Disney settlement overview:
- Who: The Walt Disney Co. has agreed to a settlement with the state of California.
- Why: The state alleged Disney violated the California Consumer Privacy Act (CCPA) by failing to fully honor consumers’ opt-out requests across devices and streaming services.
- Where: The enforcement action was brought by the California Department of Justice.
Disney will pay $2.75 million to resolve allegations it failed to properly honor California consumers’ privacy rights under the California Consumer Privacy Act, marking the largest CCPA settlement in state history, according to the California Attorney General’s Office.
Attorney General Rob Bonta announced the Disney settlement on Feb. 11, stating the investigation found Disney did not fully effectuate consumers’ requests to opt out of the sale or sharing of their personal information across all devices and streaming services linked to their Disney accounts.
Under the terms of the agreement, Disney must pay $2.75 million in civil penalties and implement opt-out mechanisms that fully stop the sale or sharing of consumers’ personal data when requested.
“Consumers shouldn’t have to go to infinity and beyond to assert their privacy rights,” Bonta said in a statement. “California’s nation-leading privacy law is clear: A consumer’s opt-out right applies wherever and however a business sells data — businesses can’t force people to go device-by-device or service-by-service.”
DOJ investigation found gaps in Disney’s opt-out tools
The enforcement action stems from a January 2024 investigative sweep of streaming services conducted by the California Department of Justice.
Investigators concluded that Disney’s opt-out processes contained significant gaps that allowed the company to continue selling or sharing data even after consumers attempted to opt out.
According to the press release, Disney’s opt-out toggles applied only to the specific streaming service or device being used at the time, which means data sharing could continue on other devices or services connected to the same account.
The investigation also found that when consumers used Disney’s webform to opt out, the company stopped sharing data only through its own advertising platforms but continued sharing information with certain third-party advertising technology companies embedded in its apps and websites.
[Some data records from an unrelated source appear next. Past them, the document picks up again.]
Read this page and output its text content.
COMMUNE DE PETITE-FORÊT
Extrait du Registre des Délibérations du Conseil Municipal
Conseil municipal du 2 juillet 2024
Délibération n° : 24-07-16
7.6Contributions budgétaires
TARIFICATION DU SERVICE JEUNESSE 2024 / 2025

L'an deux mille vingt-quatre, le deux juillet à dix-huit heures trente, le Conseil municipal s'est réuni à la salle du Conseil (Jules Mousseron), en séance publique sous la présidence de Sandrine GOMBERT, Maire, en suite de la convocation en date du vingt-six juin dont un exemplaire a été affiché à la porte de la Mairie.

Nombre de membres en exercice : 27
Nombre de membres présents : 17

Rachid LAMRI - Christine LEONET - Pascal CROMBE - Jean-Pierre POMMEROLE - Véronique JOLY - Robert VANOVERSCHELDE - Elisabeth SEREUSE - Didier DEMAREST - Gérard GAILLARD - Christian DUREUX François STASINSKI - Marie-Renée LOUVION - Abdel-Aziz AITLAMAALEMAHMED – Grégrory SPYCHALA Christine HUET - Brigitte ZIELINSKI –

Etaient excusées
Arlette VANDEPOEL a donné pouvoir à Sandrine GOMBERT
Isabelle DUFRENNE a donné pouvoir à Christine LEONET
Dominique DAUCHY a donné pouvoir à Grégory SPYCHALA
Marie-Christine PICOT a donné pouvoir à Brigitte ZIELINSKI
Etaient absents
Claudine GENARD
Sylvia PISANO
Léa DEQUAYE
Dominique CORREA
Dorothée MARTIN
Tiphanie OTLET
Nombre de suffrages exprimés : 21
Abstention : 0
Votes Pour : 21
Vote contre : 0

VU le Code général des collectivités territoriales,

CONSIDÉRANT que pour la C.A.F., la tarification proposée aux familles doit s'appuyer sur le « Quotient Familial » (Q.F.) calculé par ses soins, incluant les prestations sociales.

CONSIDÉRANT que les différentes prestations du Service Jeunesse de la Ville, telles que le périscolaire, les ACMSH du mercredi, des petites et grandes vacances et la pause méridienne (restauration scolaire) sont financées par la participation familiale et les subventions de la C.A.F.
In addition, some connected TV streaming apps did not offer an in-app opt-out option, instead directing users to a webform.
For users who relied on the Global Privacy Control, a browser-based tool designed to signal a consumer’s opt-out preference, Disney allegedly limited the request to the specific device being used, even when the consumer was logged into their account.
The California Consumer Privacy Act grants consumers the right to know how businesses collect and share their personal information and to request that companies stop selling or sharing that data.
The Attorney General’s Office stated that opt-out rights must apply comprehensively and not be limited by device or platform.
The Disney settlement represents the seventh enforcement action under the CCPA. Attorney General Bonta’s office has previously reached settlements with Sephora, DoorDash and Sling TV.
In another Disney settlement, the company has agreed to pay $233 million to more than 51,000 Disneyland employees for allegedly violating a 2018 Anaheim minimum wage ordinance.
What do you think of the allegations against Disney? Let us know in the comments.
The CCPA Disney lawsuit is The People of the State of California v. Disney DTC LLC, et al., Case No. 24STCV04425, in the Superior Court of the State of California, County of Los Angeles.